Die Leute leben also mit einer täglichen Unsicherheit?
Davon können wir ausgehen. Gleichzeitig haben wir alle mit einem gewissen Mass an Verunsicherung zu kämpfen. Wer kann schon von sich behaupten, dass er oder sie zum Beispiel alle Details in einer Versicherungspolice auf Anhieb versteht? Es gibt keine klare Grenze zwischen Personen mit genügenden und Personen mit fehlenden Grundkompetenzen. Abhängig davon, wie sich die Anforderungen der Arbeitswelt und der Gesellschaft ans Individuum verändern, gestaltet sich auch die Personengruppe, die Förderbedarf im einen oder anderen Bereich aufweist, immer wieder anders. Daher ist es so wichtig, dass jede und jeder Instrumente zur Hand hat, um sich auf neue Situationen einzulassen.
Wie reagiert das Umfeld der Betroffenen beziehungsweise die Öffentlichkeit auf das Thema?

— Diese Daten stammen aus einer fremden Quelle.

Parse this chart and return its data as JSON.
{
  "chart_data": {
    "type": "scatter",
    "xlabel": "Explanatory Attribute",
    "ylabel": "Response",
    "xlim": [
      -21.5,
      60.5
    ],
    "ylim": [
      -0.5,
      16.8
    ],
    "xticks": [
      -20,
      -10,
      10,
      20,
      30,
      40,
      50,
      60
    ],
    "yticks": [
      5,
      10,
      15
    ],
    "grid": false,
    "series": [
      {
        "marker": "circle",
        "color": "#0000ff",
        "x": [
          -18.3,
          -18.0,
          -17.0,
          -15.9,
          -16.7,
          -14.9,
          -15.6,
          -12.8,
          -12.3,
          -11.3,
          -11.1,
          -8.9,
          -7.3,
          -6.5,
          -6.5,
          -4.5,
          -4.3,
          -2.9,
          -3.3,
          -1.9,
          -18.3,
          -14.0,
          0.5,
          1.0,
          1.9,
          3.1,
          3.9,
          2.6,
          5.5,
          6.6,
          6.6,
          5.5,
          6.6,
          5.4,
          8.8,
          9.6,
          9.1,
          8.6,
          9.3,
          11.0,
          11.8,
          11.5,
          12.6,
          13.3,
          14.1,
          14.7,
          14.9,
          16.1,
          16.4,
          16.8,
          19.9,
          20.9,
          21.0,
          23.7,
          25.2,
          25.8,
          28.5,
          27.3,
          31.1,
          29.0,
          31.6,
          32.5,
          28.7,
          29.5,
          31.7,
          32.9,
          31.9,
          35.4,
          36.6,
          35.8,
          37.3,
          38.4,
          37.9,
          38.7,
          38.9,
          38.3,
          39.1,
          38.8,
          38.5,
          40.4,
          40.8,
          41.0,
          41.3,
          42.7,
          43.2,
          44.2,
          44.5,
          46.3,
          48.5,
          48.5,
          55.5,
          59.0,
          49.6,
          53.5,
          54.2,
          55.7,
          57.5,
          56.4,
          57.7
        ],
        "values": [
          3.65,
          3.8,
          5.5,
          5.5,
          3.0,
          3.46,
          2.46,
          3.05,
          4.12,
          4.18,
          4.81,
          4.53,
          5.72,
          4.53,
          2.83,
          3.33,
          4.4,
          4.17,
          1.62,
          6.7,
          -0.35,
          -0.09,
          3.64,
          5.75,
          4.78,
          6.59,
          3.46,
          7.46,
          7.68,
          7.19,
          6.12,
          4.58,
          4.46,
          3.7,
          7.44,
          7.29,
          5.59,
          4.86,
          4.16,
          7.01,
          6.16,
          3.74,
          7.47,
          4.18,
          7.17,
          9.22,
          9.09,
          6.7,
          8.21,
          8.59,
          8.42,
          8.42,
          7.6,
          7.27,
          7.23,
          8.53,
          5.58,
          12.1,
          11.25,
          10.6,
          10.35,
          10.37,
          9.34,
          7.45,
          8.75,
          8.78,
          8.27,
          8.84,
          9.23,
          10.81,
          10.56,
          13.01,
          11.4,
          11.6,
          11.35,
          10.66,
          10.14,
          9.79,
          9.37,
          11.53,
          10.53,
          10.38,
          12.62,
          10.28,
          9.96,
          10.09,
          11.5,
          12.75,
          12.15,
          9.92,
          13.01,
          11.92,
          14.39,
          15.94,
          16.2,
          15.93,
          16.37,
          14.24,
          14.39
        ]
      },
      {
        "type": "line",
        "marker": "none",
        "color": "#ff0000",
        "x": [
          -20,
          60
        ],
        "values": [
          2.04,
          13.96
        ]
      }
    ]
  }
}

Das Umfeld ist meistens sehr unterstützend. Schwierig wird es, wenn jemand alleine lebt und nicht auf ein persönliches Umfeld zurückgreifen kann. Enorm einschränkend wirken sich fehlende Grundkompetenzen beim Suchen einer Arbeitsstelle oder bei Veränderungen am Arbeitsplatz aus.

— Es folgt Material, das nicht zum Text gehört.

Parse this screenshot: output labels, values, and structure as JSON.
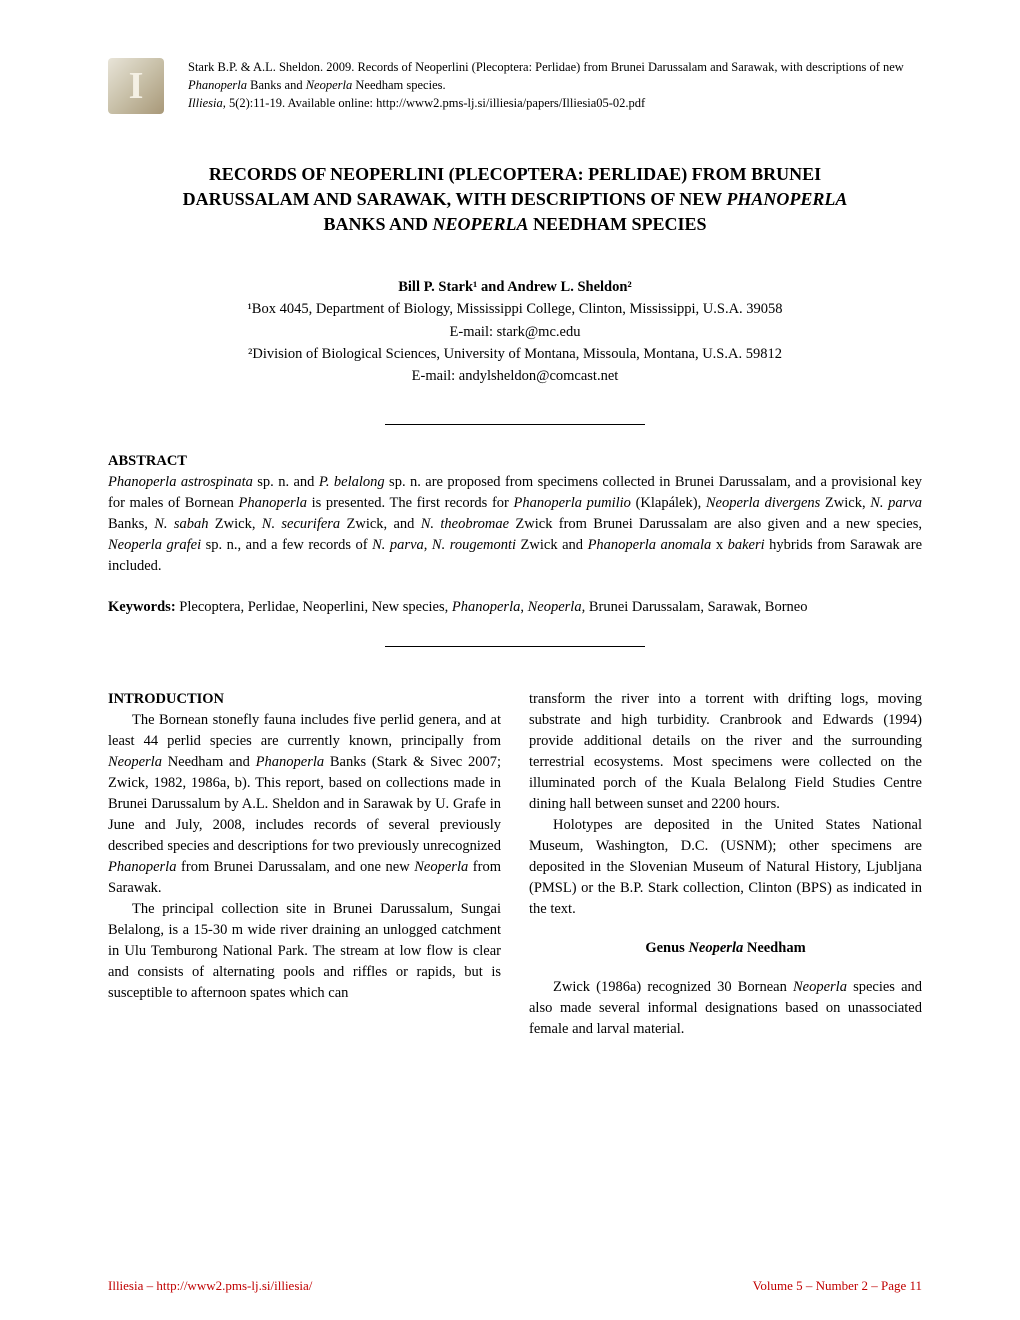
{
  "citation": {
    "line1_prefix": "Stark B.P. & A.L. Sheldon. 2009. Records of Neoperlini (Plecoptera: Perlidae) from Brunei Darussalam and Sarawak, with descriptions of new ",
    "line1_italic1": "Phanoperla",
    "line1_mid1": " Banks and ",
    "line1_italic2": "Neoperla",
    "line1_suffix": " Needham species.",
    "line2_italic": "Illiesia,",
    "line2_text": " 5(2):11-19. Available online: http://www2.pms-lj.si/illiesia/papers/Illiesia05-02.pdf"
  },
  "title": {
    "line1": "RECORDS OF NEOPERLINI (PLECOPTERA: PERLIDAE) FROM BRUNEI",
    "line2_pre": "DARUSSALAM AND SARAWAK, WITH DESCRIPTIONS OF NEW ",
    "line2_italic": "PHANOPERLA",
    "line3_pre": "BANKS AND ",
    "line3_italic": "NEOPERLA",
    "line3_post": " NEEDHAM SPECIES"
  },
  "authors": {
    "names": "Bill P. Stark¹ and Andrew L. Sheldon²",
    "aff1": "¹Box 4045, Department of Biology, Mississippi College, Clinton, Mississippi, U.S.A. 39058",
    "email1": "E-mail: stark@mc.edu",
    "aff2": "²Division of Biological Sciences, University of Montana, Missoula, Montana, U.S.A. 59812",
    "email2": "E-mail: andylsheldon@comcast.net"
  },
  "abstract": {
    "heading": "ABSTRACT",
    "t1": "Phanoperla astrospinata",
    "t2": " sp. n. and ",
    "t3": "P. belalong",
    "t4": " sp. n. are proposed from specimens collected in Brunei Darussalam, and a provisional key for males of Bornean ",
    "t5": "Phanoperla",
    "t6": " is presented. The first records for ",
    "t7": "Phanoperla pumilio",
    "t8": " (Klapálek), ",
    "t9": "Neoperla divergens",
    "t10": " Zwick, ",
    "t11": "N. parva",
    "t12": " Banks, ",
    "t13": "N. sabah",
    "t14": " Zwick, ",
    "t15": "N. securifera",
    "t16": " Zwick, and ",
    "t17": "N. theobromae",
    "t18": " Zwick from Brunei Darussalam are also given and a new species, ",
    "t19": "Neoperla grafei",
    "t20": " sp. n., and a few records of ",
    "t21": "N. parva",
    "t22": ", ",
    "t23": "N. rougemonti",
    "t24": " Zwick and ",
    "t25": "Phanoperla anomala",
    "t26": " x ",
    "t27": "bakeri",
    "t28": " hybrids from Sarawak are included."
  },
  "keywords": {
    "label": "Keywords:",
    "t1": " Plecoptera, Perlidae, Neoperlini, New species, ",
    "t2": "Phanoperla",
    "t3": ", ",
    "t4": "Neoperla,",
    "t5": " Brunei Darussalam, Sarawak, Borneo"
  },
  "intro": {
    "heading": "INTRODUCTION",
    "p1a": "The Bornean stonefly fauna includes five perlid genera, and at least 44 perlid species are currently known, principally from ",
    "p1b": "Neoperla",
    "p1c": " Needham and ",
    "p1d": "Phanoperla",
    "p1e": " Banks (Stark & Sivec 2007; Zwick, 1982, 1986a, b). This report, based on collections made in Brunei Darussalum by A.L. Sheldon and in Sarawak by U. Grafe in June and July, 2008, includes records of several previously described species and descriptions for two previously unrecognized ",
    "p1f": "Phanoperla",
    "p1g": " from Brunei Darussalam, and one new ",
    "p1h": "Neoperla",
    "p1i": " from Sarawak.",
    "p2": "The principal collection site in Brunei Darussalum, Sungai Belalong, is a 15-30 m wide river draining an unlogged catchment in Ulu Temburong National Park. The stream at low flow is clear and consists of alternating pools and riffles or rapids, but is susceptible to afternoon spates which can",
    "p3": "transform the river into a torrent with drifting logs, moving substrate and high turbidity. Cranbrook and Edwards (1994) provide additional details on the river and the surrounding terrestrial ecosystems. Most specimens were collected on the illuminated porch of the Kuala Belalong Field Studies Centre dining hall between sunset and 2200 hours.",
    "p4": "Holotypes are deposited in the United States National Museum, Washington, D.C. (USNM); other specimens are deposited in the Slovenian Museum of Natural History, Ljubljana (PMSL) or the B.P. Stark collection, Clinton (BPS) as indicated in the text."
  },
  "genus": {
    "pre": "Genus ",
    "italic": "Neoperla",
    "post": "  Needham",
    "p1a": "Zwick (1986a) recognized 30 Bornean ",
    "p1b": "Neoperla",
    "p1c": " species and also made several informal designations based on unassociated female and larval material."
  },
  "footer": {
    "left": "Illiesia – http://www2.pms-lj.si/illiesia/",
    "right": "Volume 5 – Number 2 – Page 11"
  },
  "colors": {
    "footer": "#c00000"
  }
}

Ist bei fehlenden Grundkompetenzen Armut nicht vorprogrammiert?
Personen mit mangelnden Grundkompetenzen sind bedeutend stärker armutsgefährdet. Sie können sich auf dem Arbeitsmarkt viel weniger flexibel bewegen. Schon bei geringfügigen Veränderungen ist ihre Arbeitsstelle gefährdet. Vor allem aber sind sie von den meisten Weiterbildungen und Nachqualifizierungen ausgeschlossen, weil ihnen die Instrumente dafür fehlen. In einer Gesellschaft, in der lebenslanges Lernen eine notwendige Voraussetzung zum Bestehen auf dem Arbeitsmarkt darstellt, ist dies eine gravierende Einschränkung. Der Anteil von Personen, die über keinen Berufsabschluss verfügen, lag 2020 schweizweit bei 15 Prozent. Personen ohne Berufsabschluss machen 24.8 Prozent der Armutsbetroffenen aus, sind also deutlich übervertreten. Ein fehlender Berufsabschluss, der oft mit fehlenden Grundkompetenzen einhergeht, stellt ein Armutsrisiko dar.

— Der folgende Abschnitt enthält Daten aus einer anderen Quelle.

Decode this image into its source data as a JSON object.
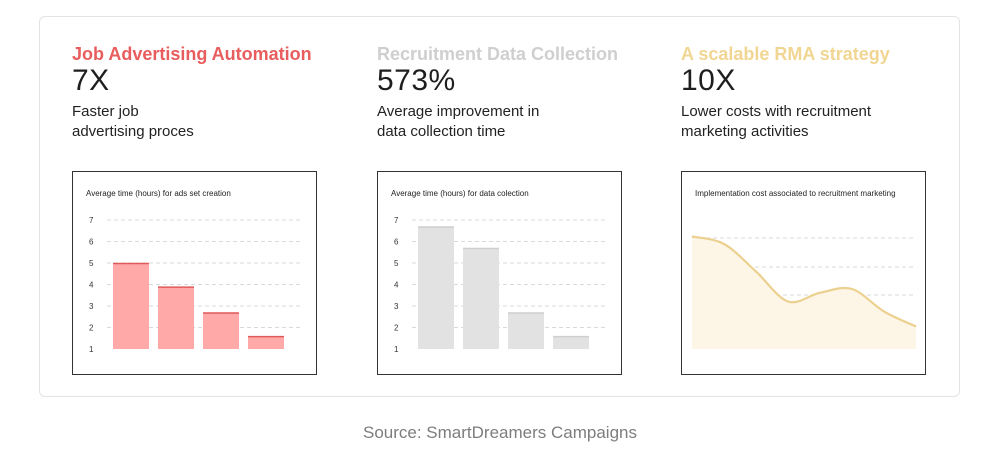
{
  "colors": {
    "red_title": "#e85d5d",
    "gray_title": "#cfcfcf",
    "yellow_title": "#f1d592",
    "red_bar": "#ffa9a9",
    "red_bar_top": "#e05a5a",
    "gray_bar": "#e2e2e2",
    "gray_bar_top": "#cfcfcf",
    "yellow_line": "#ecd08f",
    "yellow_fill": "#fdf6e6",
    "grid": "#d9d9d9"
  },
  "stats": [
    {
      "title": "Job Advertising Automation",
      "value": "7X",
      "desc_line1": "Faster job",
      "desc_line2": "advertising proces"
    },
    {
      "title": "Recruitment Data Collection",
      "value": "573%",
      "desc_line1": "Average improvement in",
      "desc_line2": "data collection time"
    },
    {
      "title": "A scalable RMA strategy",
      "value": "10X",
      "desc_line1": "Lower costs with recruitment",
      "desc_line2": "marketing activities"
    }
  ],
  "chart_data": [
    {
      "type": "bar",
      "title": "Average time (hours) for ads set creation",
      "yticks": [
        "1",
        "2",
        "3",
        "4",
        "5",
        "6",
        "7"
      ],
      "ylim": [
        1,
        7
      ],
      "values": [
        5.0,
        3.9,
        2.7,
        1.6
      ],
      "grid": true
    },
    {
      "type": "bar",
      "title": "Average time (hours) for data colection",
      "yticks": [
        "1",
        "2",
        "3",
        "4",
        "5",
        "6",
        "7"
      ],
      "ylim": [
        1,
        7
      ],
      "values": [
        6.7,
        5.7,
        2.7,
        1.6
      ],
      "grid": true
    },
    {
      "type": "area",
      "title": "Implementation cost associated to recruitment marketing",
      "values": [
        0.9,
        0.84,
        0.62,
        0.38,
        0.45,
        0.48,
        0.3,
        0.18
      ],
      "grid": true
    }
  ],
  "source": "Source: SmartDreamers Campaigns"
}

Was unternimmt der Kanton Zug in Bezug auf diese doch gravierenden Mängel in der Bevölkerung?
Der Kanton Zug ist sich dieses Themas sehr bewusst. Personen mit einem Förderbedarf in den Grundkompetenzen können bereits jetzt am Weiterbildungszentrum WBZ Luzern den Kurs «Lesen und Schreiben für deutschsprachige Erwachsene», den «Basiskurs Grundkompetenzen für Erwachsene» und am Berufsbildungszentrum BBZ Goldau den «Vorbereitungskurs Grundkompetenzen für Erwachsene» kostenlos besuchen. Das BIZ, Berufsinformationszentrum, steht den ratsuchenden Personen mit Tipps und Beratungen zur Seite. Auf Basis des Weiterbildungsgesetzes hat der Kanton Zug mit dem Staatssekretariat für Bildung, Forschung und Innovation, kurz SBFI, für die Jahre 2021 bis 2024 eine Programmvereinbarung abgeschlossen, in der er sich dazu verpflichtet, Massnahmen zur Förderung der Grundkompetenzen Erwachsener zu ergreifen. Im Kantonsrat wurde im November 2022 ein Postulat als erheblich erklärt, das die Einführung von Bildungsgutscheinen zur Förderung der Grundkompetenzen Erwachsener verlangt. Somit sind alle Voraussetzungen gegeben, dass der Kanton Zug ab September in Zusammenarbeit mit den Kantonen Luzern und Schwyz Bildungsgutscheine für Kurse im Bereich der Grundkompetenzen Erwachsener ausstellt. Aktuell laufen die Vorbereitungen für diesen Schritt, detailliertere Informationen folgen in den nächsten Monaten.